Zwischentöne

Die Staatsoper zeigt den "Ring" trotz allem; dazu
gibt's Lektüre

Jetzt ist der Moment gekommen, wo die Segnungen der modernsten Video-Technik uns über eine unfreiwillige Pause im Kulturleben helfen.

Wagnerianer sind unter den Opernfreunden die durchschlagskräftigsten. Das weiß man. Kein Mailänder Loggionista kann mithalten, wenn Bayreuth-Jünger, deren Vorbild immerhin Hagens Mannenruf ist, loslegen. Insofern ist es klug zu versuchen, den teutonischen Grimm im Zaum zu halten.

Das geschieht angesichts der gesundheitspolitisch verordneten Theater-Schließungen in Wien. Das einzige Opernhaus der Welt, das im vergangenen Dezennium imstande war, in jeder Spielzeit einen kompletten Durchlauf der Nibelungen-Tetralogie zu bieten, gibt sich auch keine Blöße, wenn es anno 2020 nicht möglich ist, den geplanten "Ring" live zu zeigen.

Jetzt lassen sich die Früchte ernten. Was den Göttern die goldenen Äpfel aus Freias Garten sind, das ist Dominique Meyer sein Archiv aus Aufnahmen, die im Zug der etwa drei Dutzend im Internet übertragenen Live-Streams entstanden: Die zweite Hälfte seiner Amtszeit ist bestens dokumentiert.

So konnte gestern eine Reihe beginnen, in der ab sofort Tag für Tag wechselnd Vorstellungen der jüngeren Vergangenheit abgerufen werden können. Heute läuft noch das "Rheingold" vom 10. Jänner 2016 - unter Adam Fischers Leitung, der beim diesjährigen "Ring" am Pult stehen sollte.

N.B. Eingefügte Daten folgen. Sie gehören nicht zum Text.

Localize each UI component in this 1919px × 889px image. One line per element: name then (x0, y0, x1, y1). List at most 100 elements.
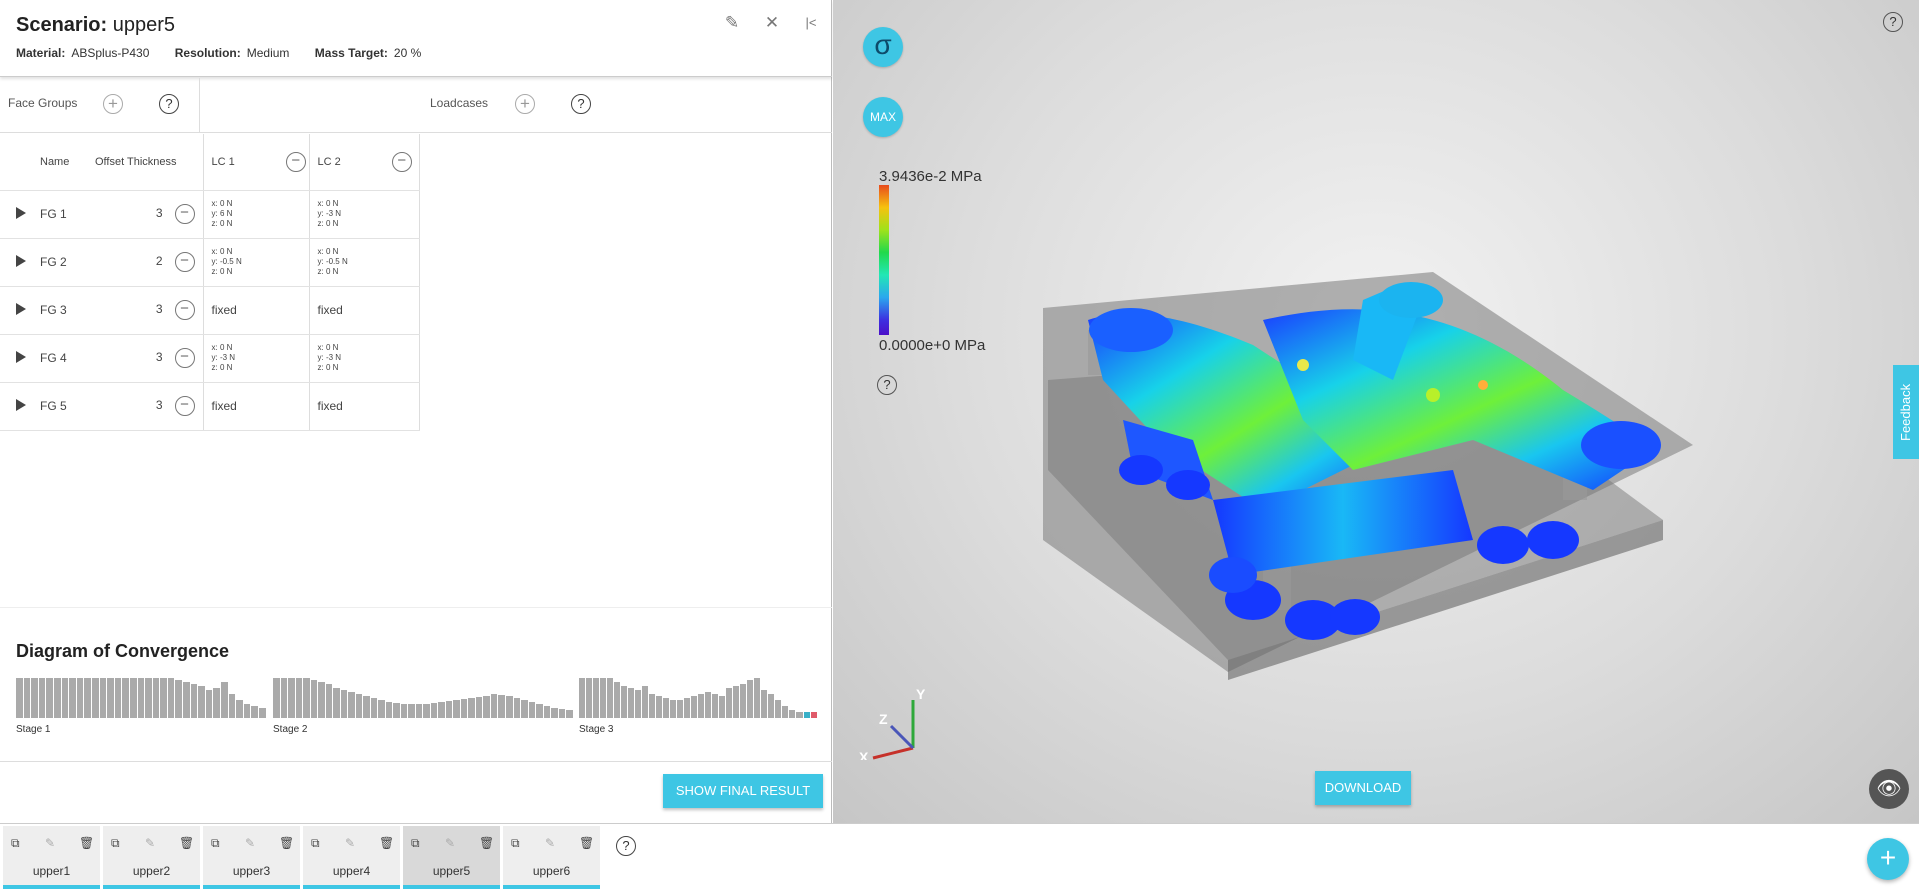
convergence-bar (423, 703, 430, 718)
convergence-bar (536, 704, 543, 718)
force-value: y: -3 N (211, 353, 236, 362)
convergence-bar (684, 698, 691, 718)
convergence-bar (498, 694, 505, 718)
lc2-cell[interactable]: fixed (308, 286, 420, 335)
tab-label: upper6 (532, 864, 571, 878)
tab-label: upper5 (432, 864, 471, 878)
tab-label: upper4 (332, 864, 371, 878)
convergence-bar (698, 694, 705, 718)
close-icon[interactable]: ✕ (763, 14, 781, 32)
convergence-bar (705, 692, 712, 718)
loadcases-help-icon[interactable]: ? (571, 94, 591, 114)
copy-icon[interactable]: ⧉ (211, 836, 220, 851)
convergence-bar (183, 682, 190, 718)
add-face-group-button[interactable]: + (103, 94, 123, 114)
offset-value[interactable]: 3 (156, 350, 163, 364)
scenario-tab-upper6[interactable]: ⧉ ✎ 🗑 upper6 (503, 826, 600, 889)
face-groups-help-icon[interactable]: ? (159, 94, 179, 114)
lc1-cell[interactable]: x: 0 Ny: 6 Nz: 0 N (202, 190, 309, 239)
convergence-bar (363, 696, 370, 718)
lc2-cell[interactable]: fixed (308, 382, 420, 431)
lc1-cell[interactable]: fixed (202, 382, 309, 431)
lc2-cell[interactable]: x: 0 Ny: -3 Nz: 0 N (308, 334, 420, 383)
edit-icon[interactable]: ✎ (723, 14, 741, 32)
trash-icon[interactable]: 🗑 (279, 836, 294, 850)
remove-face-group-button[interactable]: − (174, 252, 195, 272)
face-groups-label: Face Groups (8, 96, 78, 110)
convergence-bar (16, 678, 23, 718)
lc1-cell[interactable]: x: 0 Ny: -0.5 Nz: 0 N (202, 238, 309, 287)
trash-icon[interactable]: 🗑 (379, 836, 394, 850)
trash-icon[interactable]: 🗑 (179, 836, 194, 850)
remove-face-group-button[interactable]: − (174, 348, 195, 368)
convergence-bar (775, 700, 782, 718)
offset-value[interactable]: 2 (156, 254, 163, 268)
fixed-value: fixed (317, 399, 343, 413)
download-button[interactable]: DOWNLOAD (1315, 771, 1411, 805)
scenario-tab-upper4[interactable]: ⧉ ✎ 🗑 upper4 (303, 826, 400, 889)
convergence-bar (400, 703, 408, 718)
scenario-tab-upper1[interactable]: ⧉ ✎ 🗑 upper1 (3, 826, 100, 889)
convergence-bar (438, 702, 445, 718)
add-loadcase-button[interactable]: + (515, 94, 535, 114)
offset-value[interactable]: 3 (156, 206, 163, 220)
convergence-bar (566, 710, 573, 718)
scenario-tab-upper2[interactable]: ⧉ ✎ 🗑 upper2 (103, 826, 200, 889)
convergence-bar (768, 694, 775, 718)
3d-viewer[interactable]: σ MAX 3.9436e-2 MPa 0.0000e+0 MPa ? ? Y … (833, 0, 1919, 823)
copy-icon[interactable]: ⧉ (311, 836, 320, 851)
edit-icon[interactable]: ✎ (545, 836, 555, 850)
expand-row-icon[interactable] (16, 206, 26, 219)
convergence-bar (122, 678, 129, 718)
eye-icon[interactable]: 👁 (1869, 769, 1909, 809)
trash-icon[interactable]: 🗑 (479, 836, 494, 850)
remove-lc2-button[interactable]: − (391, 151, 412, 172)
copy-icon[interactable]: ⧉ (11, 836, 20, 851)
feedback-tab[interactable]: Feedback (1893, 365, 1919, 459)
edit-icon[interactable]: ✎ (145, 836, 155, 850)
remove-lc1-button[interactable]: − (285, 151, 306, 172)
trash-icon[interactable]: 🗑 (579, 836, 594, 850)
remove-face-group-button[interactable]: − (174, 300, 195, 320)
axes-triad: Y X Z (859, 686, 926, 760)
collapse-icon[interactable]: |< (802, 14, 820, 32)
expand-row-icon[interactable] (16, 302, 26, 315)
remove-face-group-button[interactable]: − (174, 396, 195, 416)
scenario-tab-bar: ⧉ ✎ 🗑 upper1 ⧉ ✎ 🗑 upper2 ⧉ ✎ 🗑 upper3 ⧉ ✎ … (0, 823, 1919, 889)
convergence-bar (385, 702, 393, 718)
lc1-cell[interactable]: x: 0 Ny: -3 Nz: 0 N (202, 334, 309, 383)
remove-face-group-button[interactable]: − (174, 204, 195, 224)
convergence-bar (551, 708, 558, 718)
copy-icon[interactable]: ⧉ (511, 836, 520, 851)
edit-icon[interactable]: ✎ (245, 836, 255, 850)
convergence-bar (99, 678, 107, 718)
convergence-bar (114, 678, 122, 718)
trash-icon[interactable]: 🗑 (79, 836, 94, 850)
expand-row-icon[interactable] (16, 398, 26, 411)
edit-icon[interactable]: ✎ (445, 836, 455, 850)
force-value: x: 0 N (211, 199, 233, 208)
scenario-tab-upper3[interactable]: ⧉ ✎ 🗑 upper3 (203, 826, 300, 889)
stage-3-chart (579, 678, 817, 718)
tabs-help-icon[interactable]: ? (616, 836, 636, 856)
lc1-cell[interactable]: fixed (202, 286, 309, 335)
expand-row-icon[interactable] (16, 254, 26, 267)
convergence-bar (370, 698, 378, 718)
scenario-tab-upper5[interactable]: ⧉ ✎ 🗑 upper5 (403, 826, 500, 889)
copy-icon[interactable]: ⧉ (111, 836, 120, 851)
copy-icon[interactable]: ⧉ (411, 836, 420, 851)
tab-label: upper2 (132, 864, 171, 878)
convergence-bar (528, 702, 536, 718)
offset-value[interactable]: 3 (156, 398, 163, 412)
show-final-result-button[interactable]: SHOW FINAL RESULT (663, 774, 823, 808)
lc2-cell[interactable]: x: 0 Ny: -0.5 Nz: 0 N (308, 238, 420, 287)
edit-icon[interactable]: ✎ (345, 836, 355, 850)
offset-value[interactable]: 3 (156, 302, 163, 316)
convergence-bar (318, 682, 325, 718)
expand-row-icon[interactable] (16, 350, 26, 363)
lc2-cell[interactable]: x: 0 Ny: -3 Nz: 0 N (308, 190, 420, 239)
edit-icon[interactable]: ✎ (45, 836, 55, 850)
table-row: FG 2 2− x: 0 Ny: -0.5 Nz: 0 Nx: 0 Ny: -0… (0, 238, 420, 287)
convergence-bar (61, 678, 69, 718)
add-scenario-button[interactable]: + (1867, 838, 1909, 880)
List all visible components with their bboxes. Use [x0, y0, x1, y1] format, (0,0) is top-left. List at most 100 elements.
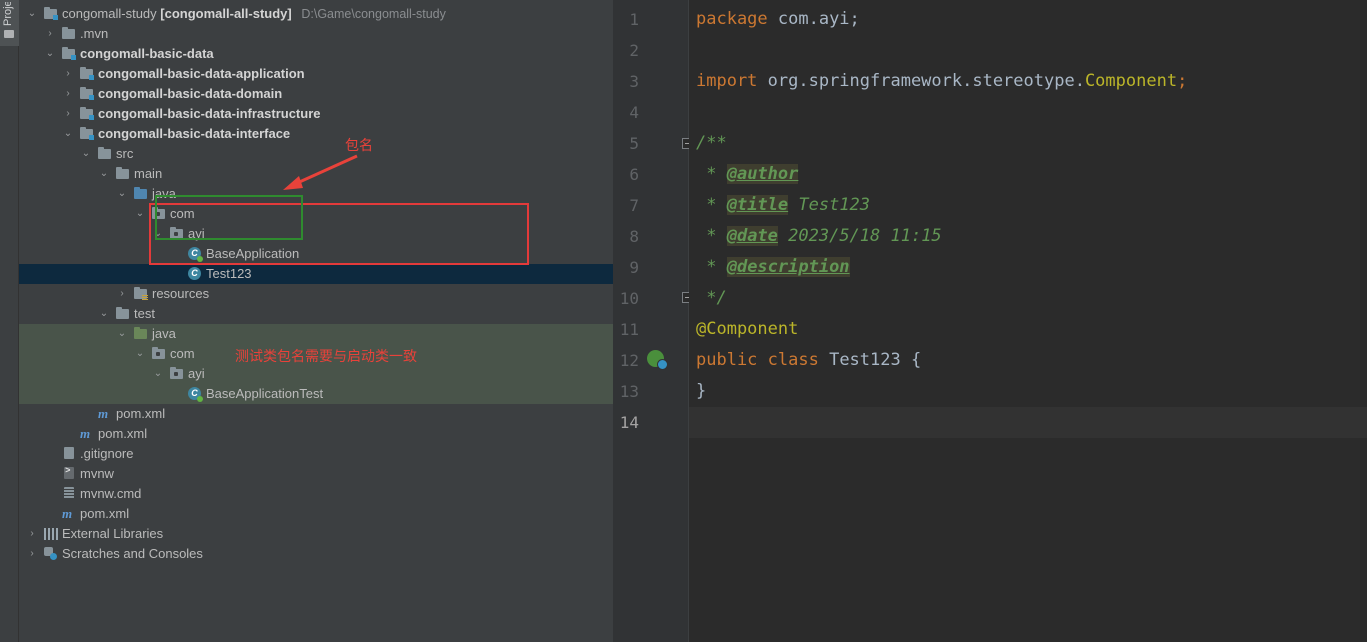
chevron-down-icon[interactable]: ⌄: [116, 187, 128, 201]
chevron-right-icon[interactable]: ›: [62, 87, 74, 101]
line-number: 13: [619, 382, 639, 401]
chevron-right-icon[interactable]: ›: [62, 67, 74, 81]
project-tool-tab[interactable]: Project: [0, 0, 19, 46]
module-folder-icon: [62, 47, 78, 61]
tree-row-base-application-test[interactable]: C BaseApplicationTest: [19, 384, 613, 404]
tree-row-test123[interactable]: C Test123: [19, 264, 613, 284]
annotation-package-name: 包名: [345, 138, 373, 154]
tree-item-label: src: [116, 146, 134, 161]
chevron-right-icon[interactable]: ›: [26, 527, 38, 541]
chevron-right-icon[interactable]: ›: [26, 547, 38, 561]
tree-row-mvn[interactable]: › .mvn: [19, 24, 613, 44]
chevron-down-icon[interactable]: ⌄: [80, 147, 92, 161]
line-number: 8: [629, 227, 639, 246]
folder-icon: [98, 147, 114, 161]
tree-item-label: ayi: [188, 366, 205, 381]
tree-item-label: Test123: [206, 266, 252, 281]
code-line-13: }: [696, 381, 707, 401]
code-line-7: * @title Test123: [696, 195, 871, 215]
line-number: 5: [629, 134, 639, 153]
line-number: 3: [629, 72, 639, 91]
tree-row-basic-data-pom[interactable]: m pom.xml: [19, 424, 613, 444]
tree-item-label: pom.xml: [80, 506, 130, 521]
tree-row-test-java[interactable]: ⌄ java: [19, 324, 613, 344]
tree-item-label: java: [152, 326, 176, 341]
folder-icon: [4, 30, 14, 38]
tree-row-test-ayi[interactable]: ⌄ ayi: [19, 364, 613, 384]
tree-item-label: com: [170, 346, 195, 361]
tree-item-label: congomall-basic-data-domain: [98, 86, 283, 101]
line-number: 4: [629, 103, 639, 122]
tree-row-mvnw[interactable]: mvnw: [19, 464, 613, 484]
current-line-highlight: [689, 407, 1367, 438]
root-name: congomall-study: [62, 6, 157, 21]
tree-row-resources[interactable]: › resources: [19, 284, 613, 304]
chevron-down-icon[interactable]: ⌄: [44, 47, 56, 61]
project-tree: ⌄ congomall-study [congomall-all-study] …: [19, 0, 613, 642]
tree-item-label: congomall-basic-data-infrastructure: [98, 106, 321, 121]
tree-row-scratches[interactable]: › Scratches and Consoles: [19, 544, 613, 564]
resources-folder-icon: [134, 287, 150, 301]
chevron-down-icon[interactable]: ⌄: [116, 327, 128, 341]
package-icon: [152, 347, 168, 361]
module-folder-icon: [80, 107, 96, 121]
chevron-down-icon[interactable]: ⌄: [134, 347, 146, 361]
folder-icon: [62, 27, 78, 41]
tree-row-basic-data[interactable]: ⌄ congomall-basic-data: [19, 44, 613, 64]
line-number: 7: [629, 196, 639, 215]
chevron-right-icon[interactable]: ›: [116, 287, 128, 301]
chevron-down-icon[interactable]: ⌄: [98, 307, 110, 321]
tree-row-interface-pom[interactable]: m pom.xml: [19, 404, 613, 424]
annotation-green-box: [155, 195, 303, 240]
code-editor[interactable]: package com.ayi; import org.springframew…: [689, 0, 1367, 642]
tree-row-domain[interactable]: › congomall-basic-data-domain: [19, 84, 613, 104]
code-line-3: import org.springframework.stereotype.Co…: [696, 71, 1188, 91]
chevron-down-icon[interactable]: ⌄: [134, 207, 146, 221]
folder-icon: [116, 307, 132, 321]
tree-item-label: congomall-basic-data-application: [98, 66, 305, 81]
spring-bean-icon[interactable]: [647, 350, 668, 370]
line-number-current: 14: [619, 413, 639, 432]
code-line-8: * @date 2023/5/18 11:15: [696, 226, 942, 246]
maven-icon: m: [62, 506, 73, 521]
chevron-right-icon[interactable]: ›: [62, 107, 74, 121]
text-file-icon: [62, 487, 78, 501]
library-icon: [44, 527, 60, 541]
package-icon: [170, 367, 186, 381]
tree-item-label: Scratches and Consoles: [62, 546, 203, 561]
tree-item-label: pom.xml: [116, 406, 166, 421]
tree-row-mvnw-cmd[interactable]: mvnw.cmd: [19, 484, 613, 504]
line-number: 11: [619, 320, 639, 339]
line-number: 9: [629, 258, 639, 277]
module-folder-icon: [80, 67, 96, 81]
tree-row-infrastructure[interactable]: › congomall-basic-data-infrastructure: [19, 104, 613, 124]
tree-row-root[interactable]: ⌄ congomall-study [congomall-all-study] …: [19, 4, 613, 24]
file-icon: [62, 447, 78, 461]
code-line-12: public class Test123 {: [696, 350, 922, 370]
chevron-down-icon[interactable]: ⌄: [152, 367, 164, 381]
chevron-down-icon[interactable]: ⌄: [26, 7, 38, 21]
tree-item-label: congomall-basic-data-interface: [98, 126, 291, 141]
tool-window-strip: Project: [0, 0, 19, 642]
chevron-right-icon[interactable]: ›: [44, 27, 56, 41]
module-folder-icon: [80, 127, 96, 141]
tree-row-interface[interactable]: ⌄ congomall-basic-data-interface: [19, 124, 613, 144]
tree-row-external-libraries[interactable]: › External Libraries: [19, 524, 613, 544]
chevron-down-icon[interactable]: ⌄: [98, 167, 110, 181]
class-icon: C: [188, 267, 204, 281]
tree-row-gitignore[interactable]: .gitignore: [19, 444, 613, 464]
tree-item-label: test: [134, 306, 155, 321]
tree-row-application[interactable]: › congomall-basic-data-application: [19, 64, 613, 84]
editor-gutter: 1 2 3 4 5 6 7 8 9 10 11 12 13 14: [613, 0, 693, 642]
chevron-down-icon[interactable]: ⌄: [62, 127, 74, 141]
root-path: D:\Game\congomall-study: [301, 7, 446, 21]
code-line-11: @Component: [696, 319, 799, 339]
code-line-6: * @author: [696, 164, 799, 184]
maven-icon: m: [98, 406, 109, 421]
tree-item-label: pom.xml: [98, 426, 148, 441]
module-folder-icon: [44, 7, 60, 21]
tree-row-root-pom[interactable]: m pom.xml: [19, 504, 613, 524]
terminal-file-icon: [62, 465, 78, 481]
tree-row-test[interactable]: ⌄ test: [19, 304, 613, 324]
module-folder-icon: [80, 87, 96, 101]
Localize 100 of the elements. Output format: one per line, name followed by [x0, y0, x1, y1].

Am Abend des 18. März (dann wie alle anderen Streams 24 Stunden abrufbar) ist die "Walküre" vom 31. Mai 2015 zu sehen. "Siegfried" (22. März) und "Götterdämmerung" (28. März) sind dann Dokumentationen aus dem viel beachteten "Ring" unter Axel Kobers Leitung aus dem Vorjahr.

Wie bei antiken Tragödien gibt es zum "Ring" Satyrspiele, mehrheitlich buffonesker Art und allesamt aus dem italienischsprachigen Repertoire: "Falstaff" und "Cenerentola", "Figaro" und "Tosca" - und morgen, Dienstag, einen Ausflug ins Zeitgenössische: Peter Eötvös' Tschechow-Oper "Tri Sestri" mit den fulminanten drei Schwestern aus dem Ensemble, Aida Garifullina, Margarita Gritskova und Ilsejar Khayrullova, aus der vom Komponisten geleiteten Premierenserie 2016.

Und da wir alle brav zu Hause bleiben, empfiehlt sich, zur Lektüre während der "Ring"-Pausen ein neues Buch zu bestellen, das so aufschlussreich wie amüsant zu lesen ist.

Die Wiener Musikwissenschaftlerin Andrea Harrandt hat Anton Bruckners Beziehungen zu Richard Wagner genau erforscht und mit ihrem Band "Anton Bruckner in Bayreuth" eine lesenswerte Studie vorgelegt, die dank der Schrulligkeiten des großen Symphonikers auch viel Gelegenheit zum Schmunzeln bietet.